Per me è stato come tornare ai cineclub anni ottanta, in cui si proiettavano film d’avanguardia (o d’essai) dei decenni precedenti. Vi ho intravisto qualcosa di Nouvelle Vague, Fellini e in maniera più esplicita di Kubrick, con tanto di monolite nero di 2001 Odissea nello Spazio appeso al soffitto.

Il concetto che viene ribadito a più riprese è quello della libertà dell’arte e dell’artista. Slegarsi dai luoghi comuni, dalla rappresentazione della realtà fine a se stessa, della copia ben fatta, per assurgere a qualcosa di nuovo, di originale.

Sia il manifesto del Futurismo che quello del Dadaismo sono esempi piuttosto convincenti di quanto possano ritenersi ancora oggi movimenti visionari. In particolare il monologo Dada è uno spasso, con l’attrice in lutto davanti la bara di un proprio caro (o di una polverosa ideologia) che recita tutta la sua passione per una novità dinamica e rivoluzionaria. Al cospetto i soliti “borghesi” grigi, colpevoli da più di un secolo secondo le correnti radicali di ipocrisia e qualunquismo.

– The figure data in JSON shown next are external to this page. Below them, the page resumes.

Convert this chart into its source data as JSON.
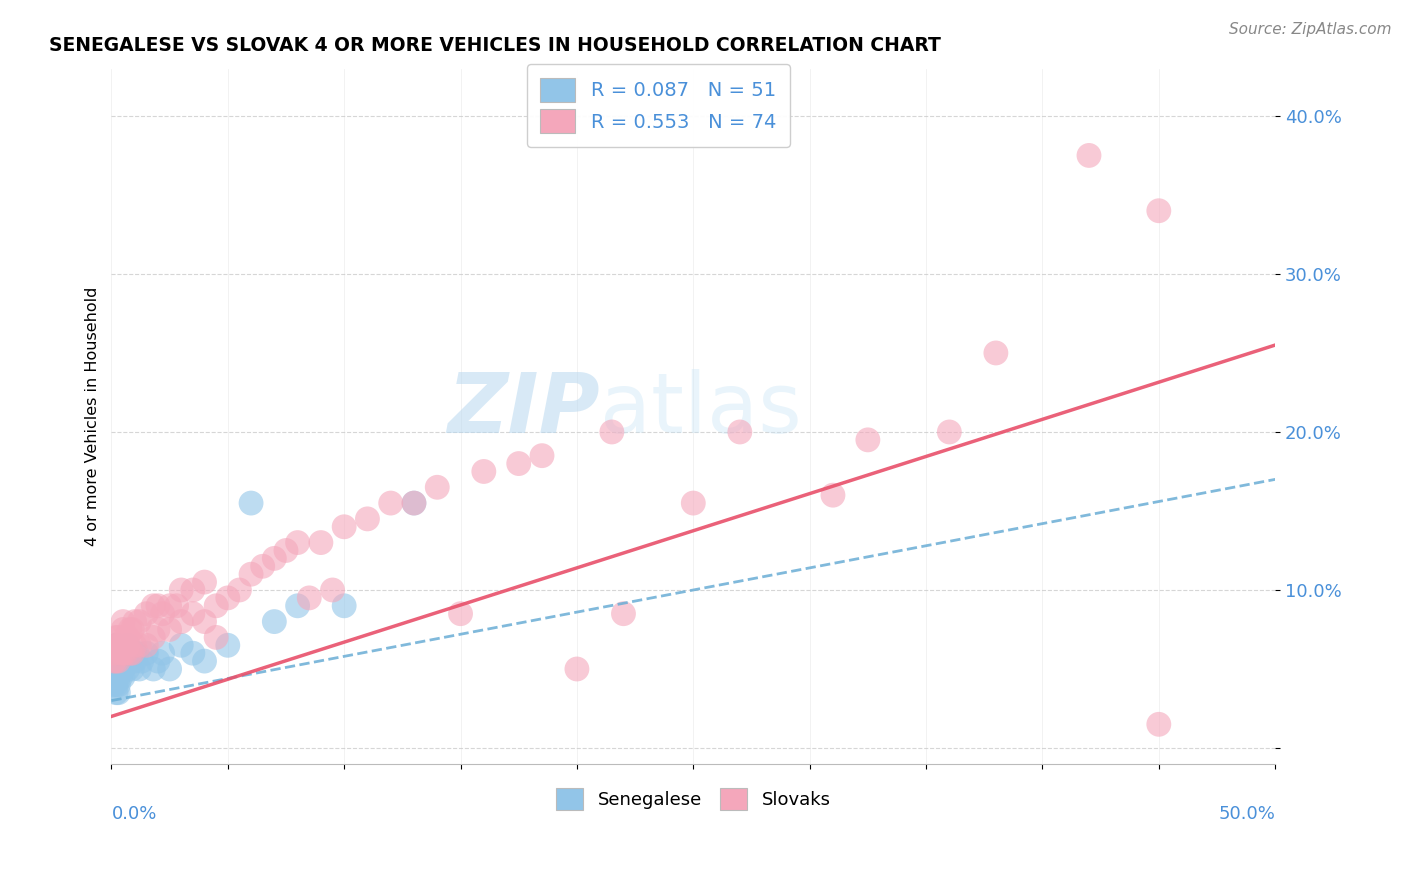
{
  "title": "SENEGALESE VS SLOVAK 4 OR MORE VEHICLES IN HOUSEHOLD CORRELATION CHART",
  "source": "Source: ZipAtlas.com",
  "ylabel": "4 or more Vehicles in Household",
  "xlim": [
    0.0,
    0.5
  ],
  "ylim": [
    -0.01,
    0.43
  ],
  "yticks": [
    0.0,
    0.1,
    0.2,
    0.3,
    0.4
  ],
  "ytick_labels": [
    "",
    "10.0%",
    "20.0%",
    "30.0%",
    "40.0%"
  ],
  "blue_color": "#92C5E8",
  "pink_color": "#F4A7BB",
  "blue_line_color": "#6AADD5",
  "pink_line_color": "#E8506A",
  "text_color": "#4A90D9",
  "watermark_zip": "ZIP",
  "watermark_atlas": "atlas",
  "legend_R1": "R = 0.087",
  "legend_N1": "N = 51",
  "legend_R2": "R = 0.553",
  "legend_N2": "N = 74",
  "blue_R": 0.087,
  "blue_N": 51,
  "pink_R": 0.553,
  "pink_N": 74,
  "blue_line_x0": 0.0,
  "blue_line_y0": 0.03,
  "blue_line_x1": 0.5,
  "blue_line_y1": 0.17,
  "pink_line_x0": 0.0,
  "pink_line_y0": 0.02,
  "pink_line_x1": 0.5,
  "pink_line_y1": 0.255,
  "blue_x": [
    0.001,
    0.001,
    0.001,
    0.001,
    0.001,
    0.002,
    0.002,
    0.002,
    0.002,
    0.002,
    0.002,
    0.002,
    0.003,
    0.003,
    0.003,
    0.003,
    0.003,
    0.003,
    0.004,
    0.004,
    0.004,
    0.004,
    0.005,
    0.005,
    0.005,
    0.006,
    0.006,
    0.007,
    0.007,
    0.008,
    0.008,
    0.009,
    0.01,
    0.01,
    0.011,
    0.012,
    0.013,
    0.015,
    0.018,
    0.02,
    0.022,
    0.025,
    0.03,
    0.035,
    0.04,
    0.05,
    0.06,
    0.07,
    0.08,
    0.1,
    0.13
  ],
  "blue_y": [
    0.055,
    0.06,
    0.045,
    0.05,
    0.04,
    0.035,
    0.055,
    0.06,
    0.045,
    0.05,
    0.04,
    0.065,
    0.055,
    0.06,
    0.045,
    0.05,
    0.04,
    0.035,
    0.06,
    0.055,
    0.045,
    0.05,
    0.06,
    0.045,
    0.05,
    0.055,
    0.06,
    0.05,
    0.065,
    0.055,
    0.06,
    0.05,
    0.06,
    0.055,
    0.06,
    0.05,
    0.055,
    0.06,
    0.05,
    0.055,
    0.06,
    0.05,
    0.065,
    0.06,
    0.055,
    0.065,
    0.155,
    0.08,
    0.09,
    0.09,
    0.155
  ],
  "pink_x": [
    0.001,
    0.001,
    0.002,
    0.002,
    0.002,
    0.003,
    0.003,
    0.003,
    0.004,
    0.004,
    0.005,
    0.005,
    0.005,
    0.006,
    0.006,
    0.007,
    0.007,
    0.008,
    0.008,
    0.009,
    0.009,
    0.01,
    0.01,
    0.012,
    0.012,
    0.015,
    0.015,
    0.018,
    0.018,
    0.02,
    0.02,
    0.022,
    0.025,
    0.025,
    0.028,
    0.03,
    0.03,
    0.035,
    0.035,
    0.04,
    0.04,
    0.045,
    0.045,
    0.05,
    0.055,
    0.06,
    0.065,
    0.07,
    0.075,
    0.08,
    0.085,
    0.09,
    0.095,
    0.1,
    0.11,
    0.12,
    0.13,
    0.14,
    0.15,
    0.16,
    0.175,
    0.185,
    0.2,
    0.215,
    0.22,
    0.25,
    0.27,
    0.31,
    0.325,
    0.36,
    0.38,
    0.42,
    0.45,
    0.45
  ],
  "pink_y": [
    0.06,
    0.055,
    0.07,
    0.065,
    0.055,
    0.07,
    0.065,
    0.055,
    0.065,
    0.06,
    0.075,
    0.08,
    0.06,
    0.07,
    0.06,
    0.07,
    0.065,
    0.075,
    0.06,
    0.075,
    0.06,
    0.08,
    0.065,
    0.08,
    0.065,
    0.085,
    0.065,
    0.09,
    0.07,
    0.09,
    0.075,
    0.085,
    0.09,
    0.075,
    0.09,
    0.1,
    0.08,
    0.1,
    0.085,
    0.105,
    0.08,
    0.09,
    0.07,
    0.095,
    0.1,
    0.11,
    0.115,
    0.12,
    0.125,
    0.13,
    0.095,
    0.13,
    0.1,
    0.14,
    0.145,
    0.155,
    0.155,
    0.165,
    0.085,
    0.175,
    0.18,
    0.185,
    0.05,
    0.2,
    0.085,
    0.155,
    0.2,
    0.16,
    0.195,
    0.2,
    0.25,
    0.375,
    0.34,
    0.015
  ]
}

C’è da vedersi qualcosa nel nostro tempo così profondamente globalizzato, asettico e anestetizzato, di quella mediocrità borghese che tanto si voleva contestare?

La speranza infine è rappresentata dai ragazzini delle elementari che colti in “ralenti” stanno dipingendo il loro mondo. Qui la Blanchett è una maestra che spiega il Dogma 95 di Lars Von Trier e si ha netta la sensazione che il messaggio di Rosefeldt sia semplice eppure utopistico. L’arte, in qualsiasi sua espressione (quindi anche in quella cinematografica), dovrebbe potersi slegare da ogni costrizione commerciale o materiale e diventare invece voce di persona, che è anima, mondo, sogno, visione spesso originale come quella incontaminata di un bambino.